O primeiro roteiro foi escrito por Charles Edward Pogue ( Morto Ao Chegar ). Cronenberg posteriormente realizou uma ampla reformulação, preservando a premissa central e acrescentando seus temas pessoais. A estrutura é admiravelmente econômica. Praticamente toda a narrativa concentra-se em três personagens e poucos ambientes. O filme poderia ter seguido o caminho de uma ficção científica grandiosa, mostrando governos, corporações ou militares disputando a invenção. Em vez disso, transforma o teletransporte em centro de um drama íntimo. O texto também combina humor e tragédia. Seth continua fazendo comentários irônicos mesmo enquanto seu corpo se desfaz. Esse humor não reduz o horror; revela seu esforço para manter alguma distância intelectual da própria condição.

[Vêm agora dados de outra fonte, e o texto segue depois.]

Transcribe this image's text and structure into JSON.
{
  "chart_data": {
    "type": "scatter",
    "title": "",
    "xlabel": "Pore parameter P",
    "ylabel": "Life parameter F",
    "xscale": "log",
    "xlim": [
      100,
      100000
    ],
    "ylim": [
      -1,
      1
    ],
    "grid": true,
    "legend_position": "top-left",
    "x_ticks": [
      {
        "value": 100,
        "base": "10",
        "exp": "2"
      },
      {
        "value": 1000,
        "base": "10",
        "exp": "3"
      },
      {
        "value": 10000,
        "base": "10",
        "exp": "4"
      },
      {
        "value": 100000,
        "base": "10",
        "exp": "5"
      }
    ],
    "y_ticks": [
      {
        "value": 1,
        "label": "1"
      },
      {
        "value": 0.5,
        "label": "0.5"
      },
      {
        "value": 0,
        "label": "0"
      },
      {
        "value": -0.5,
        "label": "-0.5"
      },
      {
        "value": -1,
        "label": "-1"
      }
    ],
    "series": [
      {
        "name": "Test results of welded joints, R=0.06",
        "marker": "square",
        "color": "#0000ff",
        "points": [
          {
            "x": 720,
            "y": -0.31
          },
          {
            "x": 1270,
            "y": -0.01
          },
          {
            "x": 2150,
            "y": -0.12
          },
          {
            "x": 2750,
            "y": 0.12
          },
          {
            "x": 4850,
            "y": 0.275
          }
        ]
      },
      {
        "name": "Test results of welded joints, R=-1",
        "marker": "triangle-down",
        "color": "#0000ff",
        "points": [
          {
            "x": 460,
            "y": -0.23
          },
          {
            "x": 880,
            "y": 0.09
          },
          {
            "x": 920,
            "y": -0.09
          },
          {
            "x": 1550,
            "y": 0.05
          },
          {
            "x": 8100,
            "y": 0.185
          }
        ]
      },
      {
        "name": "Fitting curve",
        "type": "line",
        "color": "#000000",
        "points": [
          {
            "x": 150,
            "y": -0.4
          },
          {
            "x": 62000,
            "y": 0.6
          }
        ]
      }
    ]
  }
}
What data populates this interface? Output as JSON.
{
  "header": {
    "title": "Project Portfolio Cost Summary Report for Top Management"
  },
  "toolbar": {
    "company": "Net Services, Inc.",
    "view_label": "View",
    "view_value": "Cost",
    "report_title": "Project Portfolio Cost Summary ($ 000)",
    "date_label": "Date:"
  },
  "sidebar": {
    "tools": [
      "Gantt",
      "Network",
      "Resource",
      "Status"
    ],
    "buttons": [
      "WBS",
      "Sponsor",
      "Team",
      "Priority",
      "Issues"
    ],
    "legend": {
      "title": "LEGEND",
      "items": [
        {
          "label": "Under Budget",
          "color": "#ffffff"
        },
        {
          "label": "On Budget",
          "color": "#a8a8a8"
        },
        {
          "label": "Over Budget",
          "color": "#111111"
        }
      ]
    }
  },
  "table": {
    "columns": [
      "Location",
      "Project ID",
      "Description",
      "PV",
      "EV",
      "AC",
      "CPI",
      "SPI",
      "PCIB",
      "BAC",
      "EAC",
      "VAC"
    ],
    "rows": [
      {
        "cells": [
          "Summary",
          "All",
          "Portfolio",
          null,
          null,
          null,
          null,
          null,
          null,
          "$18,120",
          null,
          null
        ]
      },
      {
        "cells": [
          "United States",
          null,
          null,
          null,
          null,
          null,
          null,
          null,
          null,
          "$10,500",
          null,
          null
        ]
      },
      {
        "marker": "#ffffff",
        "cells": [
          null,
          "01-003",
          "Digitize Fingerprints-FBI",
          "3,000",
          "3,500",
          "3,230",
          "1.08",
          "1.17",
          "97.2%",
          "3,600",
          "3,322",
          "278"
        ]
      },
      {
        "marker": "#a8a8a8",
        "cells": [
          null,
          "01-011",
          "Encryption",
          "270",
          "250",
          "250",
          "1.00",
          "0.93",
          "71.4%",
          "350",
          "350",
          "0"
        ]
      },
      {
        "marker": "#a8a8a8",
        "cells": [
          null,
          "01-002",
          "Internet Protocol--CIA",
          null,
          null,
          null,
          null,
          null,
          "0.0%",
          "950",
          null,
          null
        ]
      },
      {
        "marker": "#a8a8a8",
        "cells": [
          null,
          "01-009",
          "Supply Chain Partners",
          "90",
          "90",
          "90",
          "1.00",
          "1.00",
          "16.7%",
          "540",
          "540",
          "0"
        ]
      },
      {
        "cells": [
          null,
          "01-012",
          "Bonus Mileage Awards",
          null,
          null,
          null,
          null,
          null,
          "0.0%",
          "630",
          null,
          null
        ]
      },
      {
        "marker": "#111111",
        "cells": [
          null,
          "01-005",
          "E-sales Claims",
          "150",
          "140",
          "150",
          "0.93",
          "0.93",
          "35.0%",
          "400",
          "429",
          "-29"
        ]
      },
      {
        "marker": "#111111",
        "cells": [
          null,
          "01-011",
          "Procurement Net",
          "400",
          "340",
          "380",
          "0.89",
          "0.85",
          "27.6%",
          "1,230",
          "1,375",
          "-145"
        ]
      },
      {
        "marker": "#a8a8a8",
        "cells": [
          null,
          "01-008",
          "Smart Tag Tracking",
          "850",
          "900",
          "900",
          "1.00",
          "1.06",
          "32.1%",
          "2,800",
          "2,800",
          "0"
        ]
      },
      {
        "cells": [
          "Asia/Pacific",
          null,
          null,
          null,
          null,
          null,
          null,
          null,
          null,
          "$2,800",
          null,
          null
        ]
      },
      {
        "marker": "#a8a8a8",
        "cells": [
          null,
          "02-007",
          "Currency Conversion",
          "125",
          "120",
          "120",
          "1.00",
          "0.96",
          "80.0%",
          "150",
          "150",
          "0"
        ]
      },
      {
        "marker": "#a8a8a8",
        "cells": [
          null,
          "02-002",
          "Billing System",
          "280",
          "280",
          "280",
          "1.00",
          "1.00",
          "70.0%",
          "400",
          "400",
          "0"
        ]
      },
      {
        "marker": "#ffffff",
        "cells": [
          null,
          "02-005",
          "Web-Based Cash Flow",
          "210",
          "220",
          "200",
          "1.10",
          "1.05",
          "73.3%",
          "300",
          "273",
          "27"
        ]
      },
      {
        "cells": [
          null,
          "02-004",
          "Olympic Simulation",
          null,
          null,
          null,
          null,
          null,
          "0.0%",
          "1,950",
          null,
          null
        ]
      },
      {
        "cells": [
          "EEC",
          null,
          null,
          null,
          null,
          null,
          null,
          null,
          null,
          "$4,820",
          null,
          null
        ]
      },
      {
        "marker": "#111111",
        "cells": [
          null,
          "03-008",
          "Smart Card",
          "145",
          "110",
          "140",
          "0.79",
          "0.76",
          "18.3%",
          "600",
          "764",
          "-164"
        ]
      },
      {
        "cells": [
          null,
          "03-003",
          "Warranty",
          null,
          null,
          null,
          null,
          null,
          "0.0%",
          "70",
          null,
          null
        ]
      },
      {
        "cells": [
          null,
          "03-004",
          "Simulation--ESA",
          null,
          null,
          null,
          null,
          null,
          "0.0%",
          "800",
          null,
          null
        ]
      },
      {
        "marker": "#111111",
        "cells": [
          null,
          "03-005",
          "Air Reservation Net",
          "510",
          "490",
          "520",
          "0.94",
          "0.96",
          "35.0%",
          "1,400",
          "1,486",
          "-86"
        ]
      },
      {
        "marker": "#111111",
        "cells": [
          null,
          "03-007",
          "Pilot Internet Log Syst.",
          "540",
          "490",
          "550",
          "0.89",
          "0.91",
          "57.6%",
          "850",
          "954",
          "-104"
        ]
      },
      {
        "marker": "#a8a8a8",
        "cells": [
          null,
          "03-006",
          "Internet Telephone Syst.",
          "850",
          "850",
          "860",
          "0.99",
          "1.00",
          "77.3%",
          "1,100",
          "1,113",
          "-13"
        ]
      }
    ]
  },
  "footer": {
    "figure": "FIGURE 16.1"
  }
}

Os efeitos de Chris Walas Arachnophobia e A Mosca 2 ) e Stephan Dupuis (  Robocop e O Homem Sem Face )   constituem uma das maiores realizações da história da maquiagem cinematográfica. A transformação foi concebida em estágios. Cada fase precisava preservar elementos de Jeff Goldblum e, ao mesmo tempo, demonstrar que outra criatura estava emergindo. A decisão de utilizar efeitos físicos produz uma sensação de peso e presença que ainda impressionam até hoje. Chris Walas e Stephan Dupuis venceram o Oscar de melhor maquiagem em 1987.

Comentários com Spoilers.

O final é extraordinário porque resolve o conflito sem oferecer vitória. Veronica não salva Seth. Seth não recupera a forma humana. A invenção não é corrigida. A criança permanece cercada de incerteza. Stathis está mutilado. E o único gesto possível é encerrar o sofrimento. Veronica atira porque ainda o ama.

A Mosca foi produzido pela Brooksfilms, companhia ligada a Mel Brooks, um dos gênios da comédia do cinema moderno. Seu nome não recebeu destaque na divulgação, em parte para evitar que o público interpretasse o filme como uma comédia. A produção ofereceu a David Cronenberg recursos para realizar uma obra de maior alcance comercial sem obrigá-lo a abandonar suas obsessões autorais. O resultado é raro: um filme profundamente pessoal que também funciona como entretenimento popular.

O orçamento costuma ser estimado em aproximadamente US$ 15 milhões. O filme estreou nos Estados Unidos em 15 de agosto de 1986 e liderou as bilheterias em seu primeiro fim de semana, arrecadando cerca de US$ 7 milhões. Ao final de sua trajetória comercial, alcançou aproximadamente US$ 40,45 milhões nos Estados Unidos e Canadá e US$ 60,62 milhões mundialmente. Foi, portanto, um sucesso comercial expressivo, especialmente considerando seu conteúdo grotesco, sua classificação adulta e sua abordagem trágica.

A Mosca recebeu avaliações muito positivas e rapidamente foi reconhecido como uma rara combinação de terror, drama, romance e ficção científica. O Oscar de maquiagem confirmou a excelência técnica, mas o filme merecia reconhecimento mais amplo, especialmente nas categorias de ator, atriz, direção, roteiro adaptado, trilha sonora e design de produção. A resistência das grandes premiações ao terror limitou sua presença naquele circuito. Com o passar do tempo, porém, sua reputação aumentou.

A Mosca é muito mais do que um filme sobre um cientista transformado em inseto. É uma tragédia sobre a consciência aprisionada em um corpo que se modifica contra sua vontade. David Cronenberg transforma uma história clássica de ficção científica em reflexão sobre envelhecimento, doença, sexualidade, dependência, identidade, tecnologia, maternidade e morte. Jeff Goldblum oferece uma atuação extraordinária porque faz de Seth Brundle um homem fascinante antes de torná-lo monstruoso. Geena Davis fornece o centro emocional da narrativa, representando o amor que tenta resistir à degradação, mas precisa reconhecer seus próprios limites. Os efeitos de maquiagem permanecem impressionantes, mas sua verdadeira função não é produzir nojo. Eles materializam o desaparecimento progressivo de uma pessoa.